閻魔は依然としてその場から動けず、眩しそうに貴央と、その後ろの巨大な夕日を見ている。
「来いってば」
手招きで再度促され、閻魔はおずおずと前へ進んだ。隣に立つと、貴央が満足げに微笑して水平線に目を向けた。
視界いっぱいの太陽が、水底へと沈もうとしている。世界は朱で塗りつぶされ、遠くを飛ぶ白い鳥が少し濁った声を響かせていた。
二人はしばし声を失う。


「きれい」

思わずそう零した閻魔の横顔を見つめながら、貴央は
「だろ?」
と少し得意げに言った。閻魔は呆然としてその大きな赤い空を見上げていた。


「君とこんな所に来るなんて、思わなかった」

貴央は上手く理解が出来ず、眉を寄せて答えた。
「そりゃ、つい数時間前に言いだしたからな」
そんな貴央を見て、閻魔は目を細めて緩く笑った。

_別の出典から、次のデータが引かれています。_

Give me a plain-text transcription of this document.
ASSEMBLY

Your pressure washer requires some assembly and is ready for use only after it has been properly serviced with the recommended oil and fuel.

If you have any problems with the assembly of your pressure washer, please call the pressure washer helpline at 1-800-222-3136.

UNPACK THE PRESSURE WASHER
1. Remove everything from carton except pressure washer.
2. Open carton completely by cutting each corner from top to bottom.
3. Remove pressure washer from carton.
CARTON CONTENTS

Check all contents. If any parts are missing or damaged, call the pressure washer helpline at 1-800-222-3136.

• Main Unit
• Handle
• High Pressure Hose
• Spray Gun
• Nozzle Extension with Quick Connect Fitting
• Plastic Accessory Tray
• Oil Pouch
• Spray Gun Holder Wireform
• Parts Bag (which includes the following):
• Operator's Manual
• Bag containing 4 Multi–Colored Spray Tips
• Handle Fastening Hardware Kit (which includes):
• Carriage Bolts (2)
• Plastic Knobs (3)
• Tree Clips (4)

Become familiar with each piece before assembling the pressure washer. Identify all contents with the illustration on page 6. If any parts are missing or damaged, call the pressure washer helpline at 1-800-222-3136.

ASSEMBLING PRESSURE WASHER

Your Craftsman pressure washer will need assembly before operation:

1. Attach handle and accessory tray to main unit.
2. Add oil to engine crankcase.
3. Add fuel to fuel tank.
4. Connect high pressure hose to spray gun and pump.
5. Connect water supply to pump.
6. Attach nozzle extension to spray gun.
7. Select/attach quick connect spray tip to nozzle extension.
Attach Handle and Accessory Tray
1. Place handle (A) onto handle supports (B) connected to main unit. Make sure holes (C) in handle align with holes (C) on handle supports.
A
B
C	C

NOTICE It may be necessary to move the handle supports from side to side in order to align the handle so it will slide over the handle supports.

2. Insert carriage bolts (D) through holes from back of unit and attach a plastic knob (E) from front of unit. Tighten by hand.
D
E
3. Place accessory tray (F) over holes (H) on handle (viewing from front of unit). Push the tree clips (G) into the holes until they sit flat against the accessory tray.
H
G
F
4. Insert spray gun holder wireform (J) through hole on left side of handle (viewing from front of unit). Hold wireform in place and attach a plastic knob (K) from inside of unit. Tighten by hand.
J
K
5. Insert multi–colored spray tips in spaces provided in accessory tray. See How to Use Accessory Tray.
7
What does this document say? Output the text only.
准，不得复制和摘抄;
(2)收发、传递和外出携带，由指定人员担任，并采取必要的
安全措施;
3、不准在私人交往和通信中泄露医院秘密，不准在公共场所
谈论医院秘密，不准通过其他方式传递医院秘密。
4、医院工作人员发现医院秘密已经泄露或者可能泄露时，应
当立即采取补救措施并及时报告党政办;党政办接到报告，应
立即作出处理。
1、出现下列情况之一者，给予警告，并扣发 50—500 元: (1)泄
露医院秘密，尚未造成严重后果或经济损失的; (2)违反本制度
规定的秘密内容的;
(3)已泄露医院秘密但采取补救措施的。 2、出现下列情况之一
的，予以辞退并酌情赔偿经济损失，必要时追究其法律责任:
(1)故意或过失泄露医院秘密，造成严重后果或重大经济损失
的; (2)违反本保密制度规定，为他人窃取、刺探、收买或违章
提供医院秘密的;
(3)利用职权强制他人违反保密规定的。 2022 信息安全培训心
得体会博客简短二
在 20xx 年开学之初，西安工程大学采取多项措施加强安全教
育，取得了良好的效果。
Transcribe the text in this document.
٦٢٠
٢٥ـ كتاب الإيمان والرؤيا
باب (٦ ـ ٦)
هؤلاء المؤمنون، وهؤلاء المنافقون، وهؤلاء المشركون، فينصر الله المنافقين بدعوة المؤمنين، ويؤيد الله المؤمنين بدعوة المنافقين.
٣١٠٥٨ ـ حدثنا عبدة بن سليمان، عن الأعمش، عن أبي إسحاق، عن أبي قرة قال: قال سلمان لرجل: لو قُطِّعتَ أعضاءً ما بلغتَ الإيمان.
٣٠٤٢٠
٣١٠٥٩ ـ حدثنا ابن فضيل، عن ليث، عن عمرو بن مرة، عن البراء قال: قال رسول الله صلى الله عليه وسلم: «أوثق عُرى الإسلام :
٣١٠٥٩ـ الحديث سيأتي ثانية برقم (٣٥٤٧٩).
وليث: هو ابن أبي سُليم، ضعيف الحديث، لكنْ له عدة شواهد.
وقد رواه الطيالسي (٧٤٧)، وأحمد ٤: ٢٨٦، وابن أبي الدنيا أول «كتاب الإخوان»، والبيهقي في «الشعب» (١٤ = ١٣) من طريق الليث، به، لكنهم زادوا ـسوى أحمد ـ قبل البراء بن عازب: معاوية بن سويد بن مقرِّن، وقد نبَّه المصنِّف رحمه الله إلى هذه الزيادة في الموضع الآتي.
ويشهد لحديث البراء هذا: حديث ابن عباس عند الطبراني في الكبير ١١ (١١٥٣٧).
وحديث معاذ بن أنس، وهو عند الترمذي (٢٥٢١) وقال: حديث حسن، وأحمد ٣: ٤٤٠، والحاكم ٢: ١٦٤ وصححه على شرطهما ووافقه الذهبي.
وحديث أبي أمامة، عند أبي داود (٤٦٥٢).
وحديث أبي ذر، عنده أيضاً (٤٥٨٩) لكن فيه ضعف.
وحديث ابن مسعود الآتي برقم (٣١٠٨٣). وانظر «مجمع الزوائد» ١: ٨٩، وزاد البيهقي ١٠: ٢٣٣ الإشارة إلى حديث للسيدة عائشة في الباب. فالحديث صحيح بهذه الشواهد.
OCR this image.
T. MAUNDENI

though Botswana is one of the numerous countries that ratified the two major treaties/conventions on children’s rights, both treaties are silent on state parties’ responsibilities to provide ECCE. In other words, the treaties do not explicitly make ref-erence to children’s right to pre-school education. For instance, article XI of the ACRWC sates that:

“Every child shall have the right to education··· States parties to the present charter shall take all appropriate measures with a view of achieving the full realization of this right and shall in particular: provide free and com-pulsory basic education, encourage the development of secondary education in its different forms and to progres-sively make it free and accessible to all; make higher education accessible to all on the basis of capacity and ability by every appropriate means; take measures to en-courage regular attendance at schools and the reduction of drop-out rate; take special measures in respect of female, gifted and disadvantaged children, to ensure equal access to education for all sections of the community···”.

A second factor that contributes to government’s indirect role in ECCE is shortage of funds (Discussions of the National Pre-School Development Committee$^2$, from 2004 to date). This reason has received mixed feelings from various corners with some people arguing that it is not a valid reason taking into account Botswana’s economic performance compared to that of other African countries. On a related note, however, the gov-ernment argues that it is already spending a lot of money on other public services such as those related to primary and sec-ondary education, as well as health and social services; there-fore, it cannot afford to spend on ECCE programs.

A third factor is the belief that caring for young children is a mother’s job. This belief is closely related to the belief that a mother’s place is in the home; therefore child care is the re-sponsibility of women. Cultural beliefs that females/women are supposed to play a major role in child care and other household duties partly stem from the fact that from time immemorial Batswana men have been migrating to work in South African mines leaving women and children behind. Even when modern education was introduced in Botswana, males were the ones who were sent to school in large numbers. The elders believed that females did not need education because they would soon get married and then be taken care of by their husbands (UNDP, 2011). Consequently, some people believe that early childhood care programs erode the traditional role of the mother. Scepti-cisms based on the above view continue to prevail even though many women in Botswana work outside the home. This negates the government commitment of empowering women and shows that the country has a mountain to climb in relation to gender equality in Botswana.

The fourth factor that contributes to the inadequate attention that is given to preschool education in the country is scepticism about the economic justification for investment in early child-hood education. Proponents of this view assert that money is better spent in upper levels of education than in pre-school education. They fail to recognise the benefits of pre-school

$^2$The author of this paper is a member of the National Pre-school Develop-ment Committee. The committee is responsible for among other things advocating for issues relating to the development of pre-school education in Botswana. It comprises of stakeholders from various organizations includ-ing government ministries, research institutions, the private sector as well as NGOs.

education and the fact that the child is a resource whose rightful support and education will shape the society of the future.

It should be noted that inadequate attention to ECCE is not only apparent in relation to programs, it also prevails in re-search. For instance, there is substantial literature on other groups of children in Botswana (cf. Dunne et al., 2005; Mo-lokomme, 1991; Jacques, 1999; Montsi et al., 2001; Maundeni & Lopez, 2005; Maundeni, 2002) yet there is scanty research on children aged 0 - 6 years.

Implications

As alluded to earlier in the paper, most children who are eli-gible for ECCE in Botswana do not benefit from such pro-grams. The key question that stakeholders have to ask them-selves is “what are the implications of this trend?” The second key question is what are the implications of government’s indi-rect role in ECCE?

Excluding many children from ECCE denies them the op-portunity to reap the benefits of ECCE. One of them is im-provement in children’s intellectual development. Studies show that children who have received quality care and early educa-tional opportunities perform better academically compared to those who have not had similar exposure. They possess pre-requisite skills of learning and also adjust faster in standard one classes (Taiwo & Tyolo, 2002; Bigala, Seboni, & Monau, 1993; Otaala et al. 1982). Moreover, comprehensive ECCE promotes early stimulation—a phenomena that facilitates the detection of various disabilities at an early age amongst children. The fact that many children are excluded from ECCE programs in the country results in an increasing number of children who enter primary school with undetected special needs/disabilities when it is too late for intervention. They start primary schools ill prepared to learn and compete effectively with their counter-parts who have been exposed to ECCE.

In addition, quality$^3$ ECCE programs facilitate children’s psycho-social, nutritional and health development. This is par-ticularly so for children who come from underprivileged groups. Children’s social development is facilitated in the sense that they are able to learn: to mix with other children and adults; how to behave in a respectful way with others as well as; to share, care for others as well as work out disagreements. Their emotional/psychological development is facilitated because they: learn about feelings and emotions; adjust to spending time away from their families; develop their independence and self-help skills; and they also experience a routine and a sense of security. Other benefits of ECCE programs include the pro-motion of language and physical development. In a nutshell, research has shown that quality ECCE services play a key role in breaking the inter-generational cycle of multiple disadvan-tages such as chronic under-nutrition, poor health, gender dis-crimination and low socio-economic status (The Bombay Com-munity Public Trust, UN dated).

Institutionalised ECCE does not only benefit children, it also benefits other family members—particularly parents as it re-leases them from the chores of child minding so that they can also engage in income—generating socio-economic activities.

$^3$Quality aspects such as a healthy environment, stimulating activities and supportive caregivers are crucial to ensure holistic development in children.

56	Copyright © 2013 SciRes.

平らかな笑みだった。
貴央は最後まで、その笑みの意味を分からずにいた。



聞こえるのは海風の通る音と、波が寄せては返す音。
潮の匂いが濃くなり、夜の気配に気付く。湿気を含んだ風が髪を煽る。
眼前に広がる果てしない夕焼け空を見つめながら、彼らは太陽が完全に沈んでしまうまで、黙ってそこに立っていた。






明日は日曜日。
それが終われば、月曜日が来る。